Speaking of Jada Pinkett Smith, Rock claimed that she attempted to force him to quit hosting the Oscars in 2016 because her husband didn’t get a Best Actor nomination... and he seemed really angry about that.
Moreover, he referred to her as a “bitch” and a ”predator” to an audience in her hometown of Baltimore, where the special was filmed. Again: was this necessary?
It is telling that, despite being slapped by Will after making fun of Jada’s alopecia, Rock saw fit to take aim at Jada once again. It is as though he couldn’t help himself. It reeks of misogynoir. Does Rock have a problem with a Black woman who has sexual agency?
Perhaps he does. After all, his assessment of the Kardashians – a rich, white family who exemplifies sexual agency – was a glowing one.
“The Kardashians are inclusive. They love Black people more than Black people love Black people,” Rock said, suggesting that the family takes in all sorts of characters as long as they meet the “Black” criteria such as his one-time collaborator Kanye West, whom he branded a “bipolar rapper”, “crackhead basketball player” Lamar Odom.
Something about those jokes grate on the spirit, in the context of drug addiction issues within Black communities and Black people being more likely to experience chronic mental health conditions due to factors including racial trauma, poverty and inadequate healthcare. The same is true in the UK. Maybe Rock is insulated from that specific reality because he’s rich and a part of the establishment that he’s now hesitant to critique – but it’s something that millions of people grapple with.
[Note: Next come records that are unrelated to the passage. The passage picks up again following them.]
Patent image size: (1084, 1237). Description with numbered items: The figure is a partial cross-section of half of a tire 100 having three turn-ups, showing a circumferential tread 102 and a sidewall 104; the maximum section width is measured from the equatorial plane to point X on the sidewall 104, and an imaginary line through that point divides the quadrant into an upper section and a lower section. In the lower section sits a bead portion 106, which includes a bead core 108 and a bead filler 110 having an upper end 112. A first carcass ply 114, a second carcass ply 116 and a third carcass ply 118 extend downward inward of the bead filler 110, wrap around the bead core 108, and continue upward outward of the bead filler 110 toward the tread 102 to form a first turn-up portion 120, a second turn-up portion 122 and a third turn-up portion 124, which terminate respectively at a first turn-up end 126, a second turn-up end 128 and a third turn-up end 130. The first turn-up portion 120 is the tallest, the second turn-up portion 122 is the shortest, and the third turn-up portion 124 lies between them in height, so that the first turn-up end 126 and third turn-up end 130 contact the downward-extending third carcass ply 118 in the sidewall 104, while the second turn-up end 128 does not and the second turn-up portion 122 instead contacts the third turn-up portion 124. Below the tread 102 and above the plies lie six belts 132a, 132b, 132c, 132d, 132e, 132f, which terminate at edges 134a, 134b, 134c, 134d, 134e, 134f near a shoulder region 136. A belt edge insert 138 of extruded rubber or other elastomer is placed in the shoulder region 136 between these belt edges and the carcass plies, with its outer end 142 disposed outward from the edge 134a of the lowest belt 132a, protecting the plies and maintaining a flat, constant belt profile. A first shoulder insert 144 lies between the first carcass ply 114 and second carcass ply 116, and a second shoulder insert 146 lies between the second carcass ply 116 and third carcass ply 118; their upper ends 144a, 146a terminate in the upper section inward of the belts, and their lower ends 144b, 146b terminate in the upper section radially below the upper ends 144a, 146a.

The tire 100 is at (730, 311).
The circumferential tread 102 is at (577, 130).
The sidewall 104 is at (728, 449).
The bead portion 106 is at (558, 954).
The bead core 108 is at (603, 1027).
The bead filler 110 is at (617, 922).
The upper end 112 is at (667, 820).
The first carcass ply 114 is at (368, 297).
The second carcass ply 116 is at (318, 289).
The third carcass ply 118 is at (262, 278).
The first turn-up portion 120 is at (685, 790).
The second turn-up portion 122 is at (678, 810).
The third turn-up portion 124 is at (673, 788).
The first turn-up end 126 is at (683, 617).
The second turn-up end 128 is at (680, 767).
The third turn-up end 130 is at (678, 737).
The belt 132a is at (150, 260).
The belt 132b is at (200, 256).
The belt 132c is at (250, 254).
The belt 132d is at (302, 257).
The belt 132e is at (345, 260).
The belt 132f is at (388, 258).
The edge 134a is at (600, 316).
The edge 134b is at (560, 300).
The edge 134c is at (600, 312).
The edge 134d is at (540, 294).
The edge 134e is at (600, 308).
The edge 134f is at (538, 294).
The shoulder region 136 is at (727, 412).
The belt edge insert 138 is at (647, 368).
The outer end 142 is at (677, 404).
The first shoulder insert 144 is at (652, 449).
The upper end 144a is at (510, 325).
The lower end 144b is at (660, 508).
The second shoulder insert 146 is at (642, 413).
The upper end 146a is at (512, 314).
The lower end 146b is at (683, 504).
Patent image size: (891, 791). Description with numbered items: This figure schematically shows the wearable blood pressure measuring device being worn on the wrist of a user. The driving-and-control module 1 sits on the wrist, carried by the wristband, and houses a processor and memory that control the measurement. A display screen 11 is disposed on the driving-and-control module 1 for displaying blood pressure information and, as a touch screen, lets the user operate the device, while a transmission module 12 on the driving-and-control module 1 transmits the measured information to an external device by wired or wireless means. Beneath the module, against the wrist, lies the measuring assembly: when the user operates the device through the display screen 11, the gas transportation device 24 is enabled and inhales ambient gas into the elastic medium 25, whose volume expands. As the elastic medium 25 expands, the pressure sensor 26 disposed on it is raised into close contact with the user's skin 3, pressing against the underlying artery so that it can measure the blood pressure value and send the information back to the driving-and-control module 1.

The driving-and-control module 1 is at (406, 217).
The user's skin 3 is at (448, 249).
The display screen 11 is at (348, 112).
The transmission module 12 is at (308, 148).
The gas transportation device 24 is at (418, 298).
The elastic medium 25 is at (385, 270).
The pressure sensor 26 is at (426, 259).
I didn’t laugh at any of Rock’s special because I found much of it lazy and lacking in empathy for Black people. The special was a missed opportunity to deliver some clever comedy which I believe he’s capable of doing. And I say this as something who has enjoyed aspects of other his previous projects including Everybody Hates Chris, Death At A Funeral and the Madagascar film series.
Rock’s frequent failings on race is pitiful. He is an inspiration to many Black people, and has campaigned against the racial profiling of Black communities. He’s spoken about the racism he experiences “despite being famous”. Even his Good Hair documentary, though far from perfect, was a pioneering attempt at highlighting the difficulties Black women face within and around the beauty industry.
Good comedy sometimes cuts close to the bone, yielding the capacity to infuriate, shake and transform. It can confront audiences by challenging their stance on issues, in spite of themselves, and causing them to question perceptions.
The best type of comedy is relatable to audiences and unflinchingly honest. However, Rock’s standup felt like a disgruntled man ranting in an echo chamber. Though insisting that he’s “not a victim”, the comedian literally had tears in his eyes and appeared to be vying for the crowd’s sympathy and affection – at Black folks’ expense – nonetheless.
This is not black and white or as simple as, “the special was crap, so let’s cancel this guy” – that’s not what I am saying. There’s scope for him to do some reflecting and healing that he’s obviously in need of, grow, and come better next time.
After maybe examining his own selective outrage and how that affects his world views.